To run your tests, all you need to do is go to the terminal where we would normally run our programs and run the following command:

python -m unittest test_food_recommender_student -v

If you want to run the test functions that we give you, all you need to do is replace one part of the command. Instead of test_food_recommneder_student it would just be test_food_recommender:

python -m unittest test_food_recommender -v

If you want to run only some specific tests you can do that by specified further in the command. For example, if I want to run all tests that are in the TestLoadCSV class of test_food_recommender.py, then I could run:

python -m unittest test_food_recommender.TestLoadCSV -v

If I wanted to be more specific and run a specific test function within a certain class, I could do that. Lets say I want to run test_checkpoint_0_loading_empty_dataset within the TestLoadCSV class, I could do:

python -m unittest test_food_recommender.TestLoadCSV.test_checkpoint_0_loading_empty_dataset -v

4. Using the whole program

Once everything is done and working, you can now use the main of our food recommender program! The program is designed to analyze the restaurants that CIS 1100 course staff recommend :) To run it, all you need to do is do:

python food_recommender_main.py restaurants.csv

From here it should start running the application. Try typing “help” and then hitting enter for a list of commands. Once you do this, try running some of the commands to have some restaurants recommended to you.
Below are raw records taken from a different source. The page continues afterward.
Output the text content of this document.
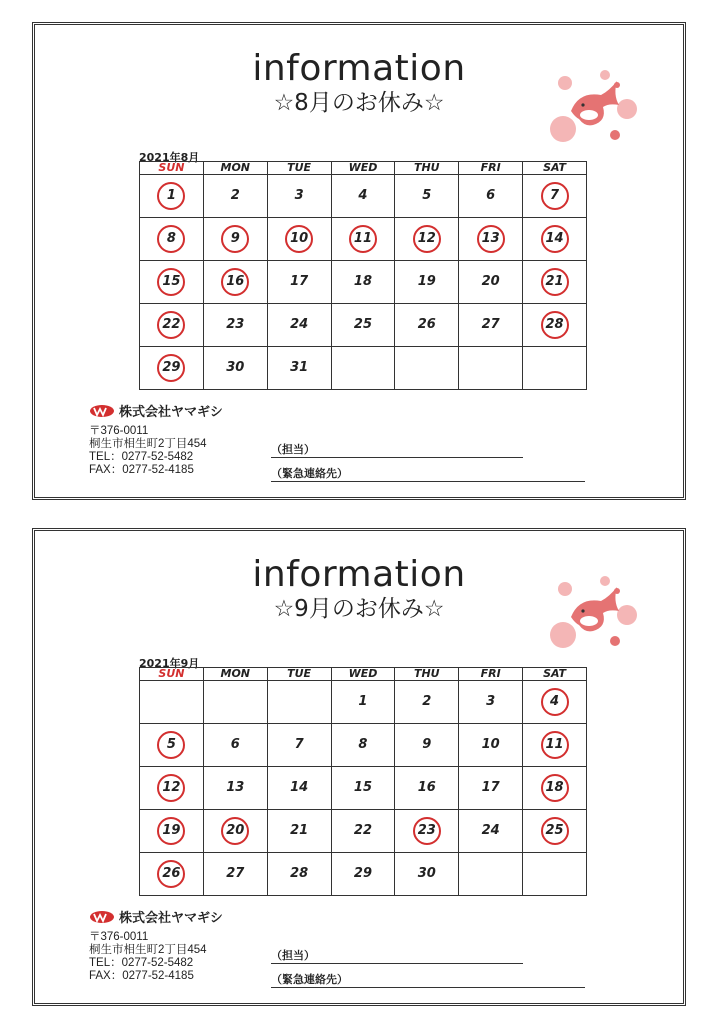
information
☆8月のお休み☆
2021年8月
SUN	MON	TUE	WED	THU	FRI	SAT
1	2	3	4	5	6	7
8	9	10	11	12	13	14
15	16	17	18	19	20	21
22	23	24	25	26	27	28
29	30	31				
株式会社ヤマギシ
〒376-0011
桐生市相生町2丁目454
TEL：0277-52-5482
FAX：0277-52-4185
（担当）
（緊急連絡先）
information
☆9月のお休み☆
2021年9月
SUN	MON	TUE	WED	THU	FRI	SAT
			1	2	3	4
5	6	7	8	9	10	11
12	13	14	15	16	17	18
19	20	21	22	23	24	25
26	27	28	29	30		
株式会社ヤマギシ
〒376-0011
桐生市相生町2丁目454
TEL：0277-52-5482
FAX：0277-52-4185
（担当）
（緊急連絡先）
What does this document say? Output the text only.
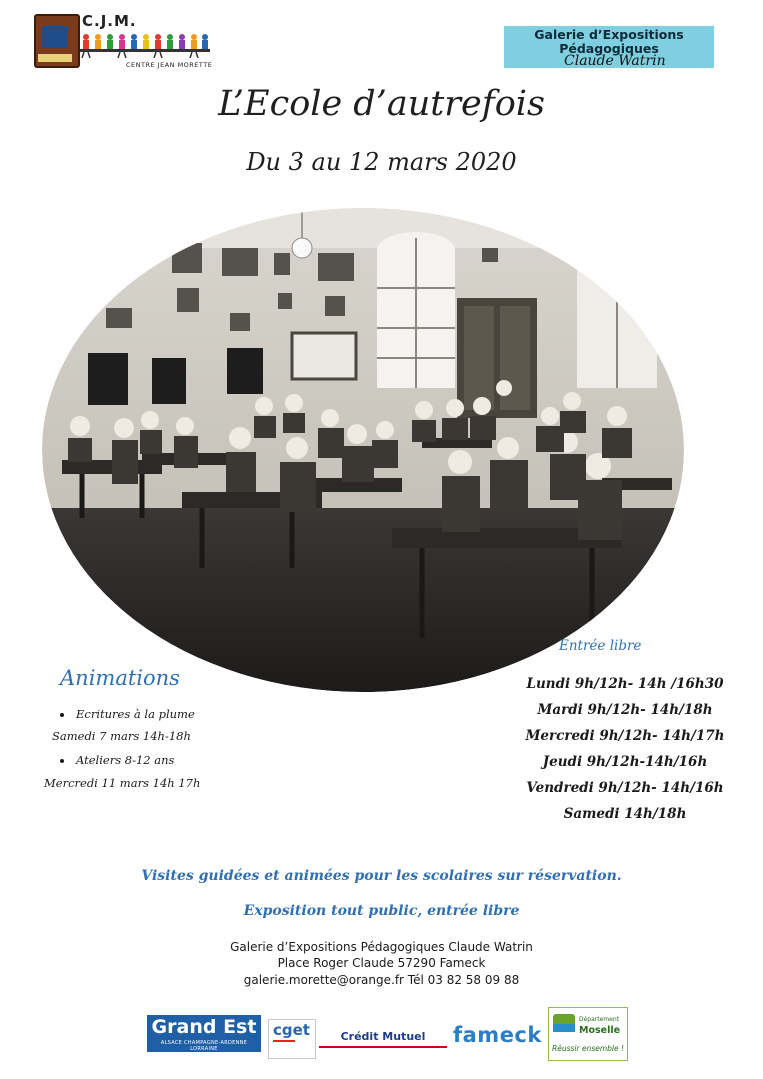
C.J.M.
CENTRE JEAN MORETTE
Galerie d’Expositions
Pédagogiques
Claude Watrin
L’Ecole d’autrefois
Du 3 au 12 mars 2020
Animations
Ecritures à la plume
Samedi 7 mars 14h-18h
Ateliers 8-12 ans
Mercredi 11 mars 14h 17h
Entrée libre
Lundi 9h/12h- 14h /16h30
Mardi 9h/12h- 14h/18h
Mercredi 9h/12h- 14h/17h
Jeudi 9h/12h-14h/16h
Vendredi 9h/12h- 14h/16h
Samedi 14h/18h
Visites guidées et animées pour les scolaires sur réservation.
Exposition tout public, entrée libre
Galerie d’Expositions Pédagogiques Claude Watrin
Place Roger Claude 57290 Fameck
galerie.morette@orange.fr Tél 03 82 58 09 88
Grand Est
ALSACE CHAMPAGNE-ARDENNE LORRAINE
cget	Crédit Mutuel	fameck
Département
Moselle
Réussir ensemble !
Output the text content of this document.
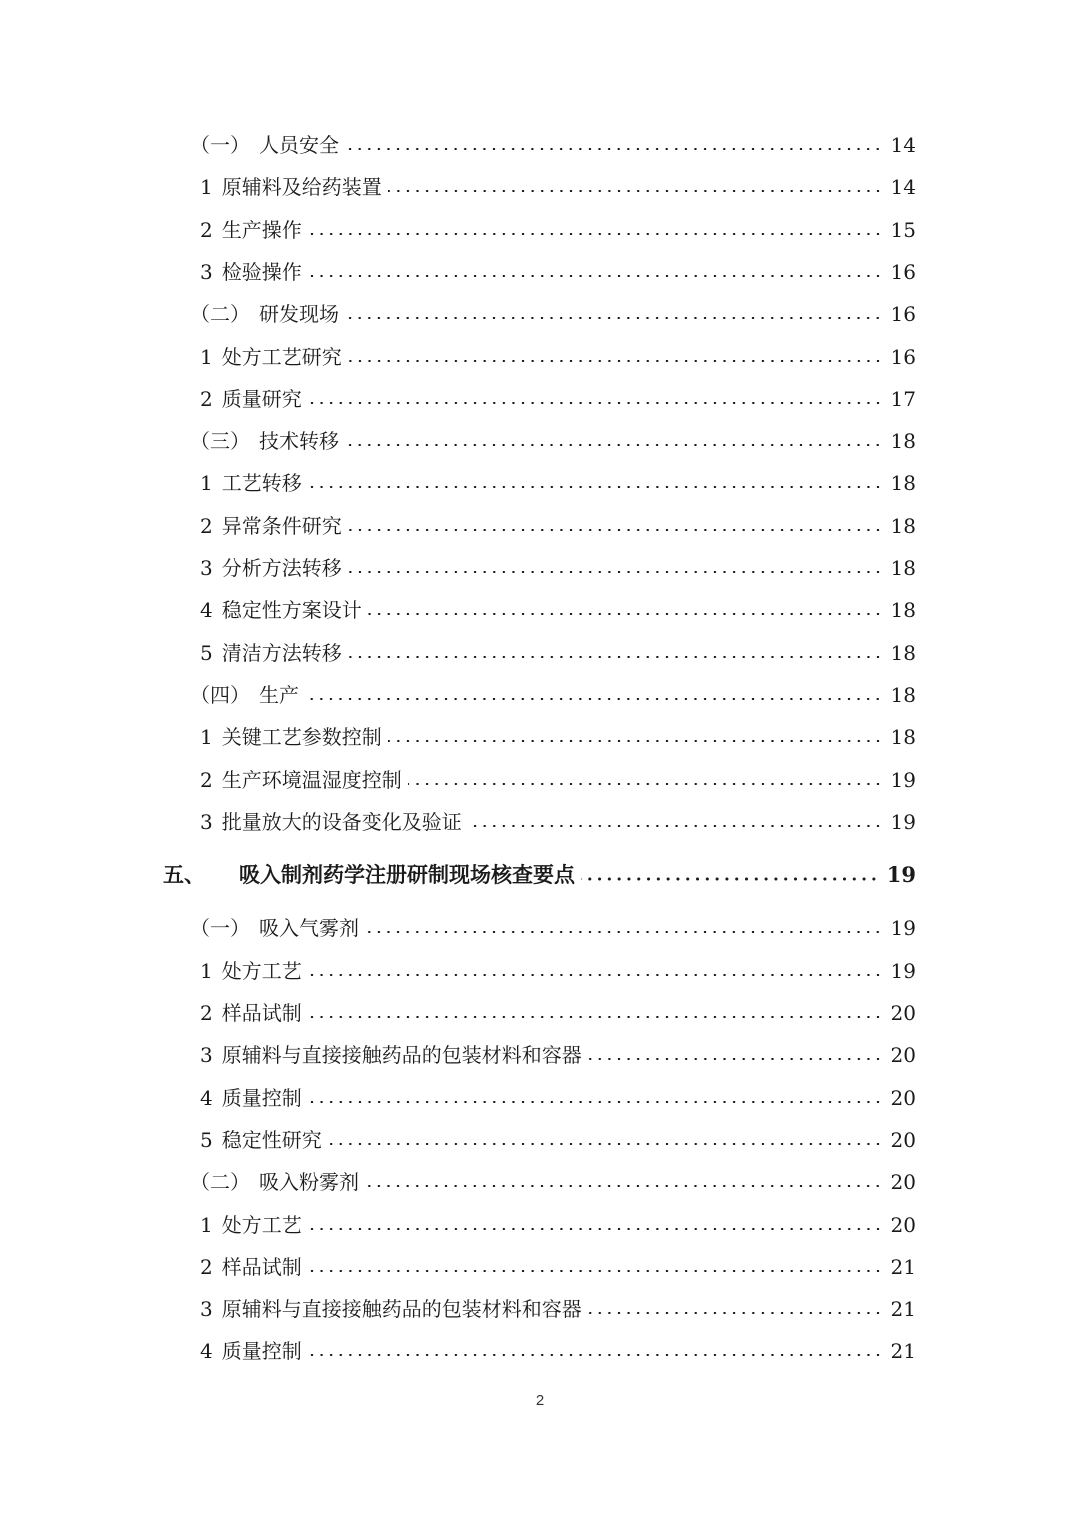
（一） 人员安全	14
1 原辅料及给药装置	14
2 生产操作	15
3 检验操作	16
（二） 研发现场	16
1 处方工艺研究	16
2 质量研究	17
（三） 技术转移	18
1 工艺转移	18
2 异常条件研究	18
3 分析方法转移	18
4 稳定性方案设计	18
5 清洁方法转移	18
（四） 生产	18
1 关键工艺参数控制	18
2 生产环境温湿度控制	19
3 批量放大的设备变化及验证	19
五、 吸入制剂药学注册研制现场核查要点	19
（一） 吸入气雾剂	19
1 处方工艺	19
2 样品试制	20
3 原辅料与直接接触药品的包装材料和容器	20
4 质量控制	20
5 稳定性研究	20
（二） 吸入粉雾剂	20
1 处方工艺	20
2 样品试制	21
3 原辅料与直接接触药品的包装材料和容器	21
4 质量控制	21
2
We will ask you in the readme for what recommendations you got :)

Hopefully you get a good restaurant recommendation from it!

5. Readme & Submission

A. Readme

Complete readme_food.txt in the same way that you have done for previous assignments.

B. Submission

Submit food_recommender.py, test_food_recommender_student.py and readme_food.txt on Gradescope.

Your code will be tested for compilation and checkstyle errors upon submission.

Important: Don’t forget to write comments for your function headers and test cases as mentioned earlier in the specifiaction.

Important: Remember to delete any print statements you added to your code before submitting.

If you encounter any autograder-related issues, please make a private post on Ed.